Joaquin Hicks homecoming party to be held Wednesday at Black on Black Crime, County Prosecutor Bill Mason under fire by community activists


By Kathy Wray Coleman, Editor, Cleveland Urban News.Com and The Kathy Wray Coleman Online News Blog.Com (www.kathywraycolemanonlinenewsblog.com) and (www.clevelandurbannews.com)
(kathy@kathywraycolemanonlinenewsblog.com)
CLEVELAND, Ohio-Members of Black on Black Crime, The Oppressed People's Nation, The Imperial Women, The Cleveland Chapter of the New Black Panther Party, The Carl Stokes Brigade, The Lucasville Uprising Freedom Network, Revolution Books, Stop Targeting Ohio's Poor, The People's Forum and a host of other community activists will hold a homecoming celebration on Wed., March 14, at 7 pm at Black on Black Crime Headquarters, 14660 Euclid Ave in East Cleveland, for Joaquin Hicks and his family. (Black on Black Crime Headquarters is at Euclid Ave. and Lee Rd in McCall's Hotel meeting room)
The event is closed to the media and the contact is Art McKoy at 216-253-4070.
"We thank the community for all of its support and for believing like we have that Joaquin was at all times an innocent man and a victim of a flawed legal system, " said Denise Taylor, Hick's maternal aunt who led the charge with Hicks' attorneys to free him from what community activists say was an excessive, prejudicial, racist and unjust 61-year prison sentence.
Hicks, 31, was charged and later convicted of setting up a robbery that led a Black teen to commit an execution style murder of a White male Cleveland Clinic employee and the wounding of another outside of a downtown Cleveland night club in Feb. 2009 and was freed on Mon. after a state appellate court reversed his convictions and remanded the case for a retrial and he accepted Cuyahoga County Prosecutor Bill Mason's offer of time served and a plea of aggravated robbery.
Cuyahoga County Court of Common Pleas Judge Daniel Gaul, who presided at trial in 2010, issued the 61-year prison sentence, one that legal experts have said was excessive since Hicks was not even accused of being the shooter.

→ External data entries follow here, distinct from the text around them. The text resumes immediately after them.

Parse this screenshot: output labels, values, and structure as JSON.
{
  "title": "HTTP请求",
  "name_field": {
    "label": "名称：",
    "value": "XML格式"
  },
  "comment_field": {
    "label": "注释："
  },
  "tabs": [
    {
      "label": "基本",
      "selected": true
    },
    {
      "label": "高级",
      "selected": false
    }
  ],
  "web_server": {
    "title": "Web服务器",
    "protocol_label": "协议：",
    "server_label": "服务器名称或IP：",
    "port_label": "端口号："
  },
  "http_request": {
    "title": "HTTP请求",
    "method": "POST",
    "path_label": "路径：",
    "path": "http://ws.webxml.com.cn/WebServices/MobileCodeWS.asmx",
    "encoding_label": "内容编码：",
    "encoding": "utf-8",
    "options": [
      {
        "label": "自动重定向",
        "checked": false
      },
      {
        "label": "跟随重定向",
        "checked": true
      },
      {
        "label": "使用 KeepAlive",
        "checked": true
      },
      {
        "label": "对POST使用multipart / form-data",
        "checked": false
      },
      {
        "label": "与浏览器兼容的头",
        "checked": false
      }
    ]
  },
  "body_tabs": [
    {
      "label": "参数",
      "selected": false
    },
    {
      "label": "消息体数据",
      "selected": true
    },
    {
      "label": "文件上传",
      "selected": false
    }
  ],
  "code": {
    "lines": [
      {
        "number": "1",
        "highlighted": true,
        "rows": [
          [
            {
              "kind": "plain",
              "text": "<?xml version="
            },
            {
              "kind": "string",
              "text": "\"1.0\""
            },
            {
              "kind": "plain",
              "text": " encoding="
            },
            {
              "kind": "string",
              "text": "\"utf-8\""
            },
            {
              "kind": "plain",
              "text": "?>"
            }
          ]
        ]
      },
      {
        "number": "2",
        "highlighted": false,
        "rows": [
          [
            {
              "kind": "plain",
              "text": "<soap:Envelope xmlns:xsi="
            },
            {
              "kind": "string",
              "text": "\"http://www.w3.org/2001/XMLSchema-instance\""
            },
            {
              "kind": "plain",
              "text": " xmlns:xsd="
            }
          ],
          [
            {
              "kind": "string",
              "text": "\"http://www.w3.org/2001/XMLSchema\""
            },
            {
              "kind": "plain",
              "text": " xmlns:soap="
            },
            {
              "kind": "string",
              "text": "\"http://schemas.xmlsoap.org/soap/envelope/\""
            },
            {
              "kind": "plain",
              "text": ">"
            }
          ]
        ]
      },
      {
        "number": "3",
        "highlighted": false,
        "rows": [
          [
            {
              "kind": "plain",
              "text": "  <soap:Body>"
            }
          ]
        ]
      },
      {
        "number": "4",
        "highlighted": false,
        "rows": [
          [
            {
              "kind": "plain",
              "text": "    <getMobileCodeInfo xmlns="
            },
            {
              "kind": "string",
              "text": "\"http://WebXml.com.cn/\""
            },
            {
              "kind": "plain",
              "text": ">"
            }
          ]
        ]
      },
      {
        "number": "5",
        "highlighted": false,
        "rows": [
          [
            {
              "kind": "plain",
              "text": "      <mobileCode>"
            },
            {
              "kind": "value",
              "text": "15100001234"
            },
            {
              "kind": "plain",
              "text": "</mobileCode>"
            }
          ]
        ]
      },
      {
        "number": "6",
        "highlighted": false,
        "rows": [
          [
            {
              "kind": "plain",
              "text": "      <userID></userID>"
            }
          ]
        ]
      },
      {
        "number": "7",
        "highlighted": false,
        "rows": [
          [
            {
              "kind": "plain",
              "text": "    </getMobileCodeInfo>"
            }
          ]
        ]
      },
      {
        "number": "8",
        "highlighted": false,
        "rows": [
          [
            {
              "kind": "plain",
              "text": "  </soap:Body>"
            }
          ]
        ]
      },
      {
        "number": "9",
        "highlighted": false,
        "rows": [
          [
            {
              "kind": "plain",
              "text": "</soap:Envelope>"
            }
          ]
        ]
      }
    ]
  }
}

Hicks maintains his innocence on all of the charges and said he took the plea deal because he was not going to "continue gambling with my life."
Taylor said that the homecoming party is not to target Mason, though Black on Black Crime founder Art McKoy said that his group and other activist groups intend to hold a press conference later in the week to tell the community how they feel about Mason, and Gaul.
"We invite people to Black on Black Crime to the party that helped us in the community's fight to free Joaquin and we will address the media at a later point on Bill Mason and Judge Gaul," said McKoy.
Taylor said that Hicks' trial attorneys, Edele Passalacqua and John Paris, will likely hold a press conference later this week too.
Gaul later recused himself from the case and was replaced by Common Pleas Court Judge Jose Villaneueva, who approved Mason's plea deal.
Cleveland Clinic employees Jeremy Pechanec, then 28, and Jory Aebly, then 26, where shot in the head, execution style, at an outdoor park plaza across from Schorcher's in Feb. 2009, then a downtown Cleveland night club at the ritzy Reserve Square apartment facility at 12th St and Chester Ave.
Pechanec died later at a hospital and Aebly was critically injured.
Trial testimony revealed that Pechanec and Aebly, both young , White and educated, went outside of the bar and across the street to the plaza to buy marijuana and were robbed by a group of Black men, and eventually shot by Ralfael King, a teenager at the time.
King, 17 at the time but prosecuted as an adult, was sentenced by Gaul to 46 years to life for aggravated murder, attempted murder, aggravated robbery and kidnapping. And Perry King, then 20, a lesser accomplice in the crime, was sentenced to 12 years in prison for driving the getaway car.
Cornelius King, then 26, who pleaded guilty to murder for his actions in the crimes, was sentenced to 15 years to life in prison and Reginald Day, who also pleaded guilty to murder, got 21 years to life.
Day is reportedly a cousin to the three King brothers.
All but Raphael King have since recanted to Gaul in writing, saying that Hicks was not at the scene of the crime and that they had allegedly been manipulated to say otherwise by either police or the county prosecutor's office.
Community activists say the case is laced with racism because Gaul handed out more than a total of 150 years between the five Black men accused of the crime because a White man was killed and another injured in a robbery gone bad involving Black men.
They say that if it were a Black on Black Crime incident, it would have been handled much differently.
"We are not finished with this issue," said McKoy.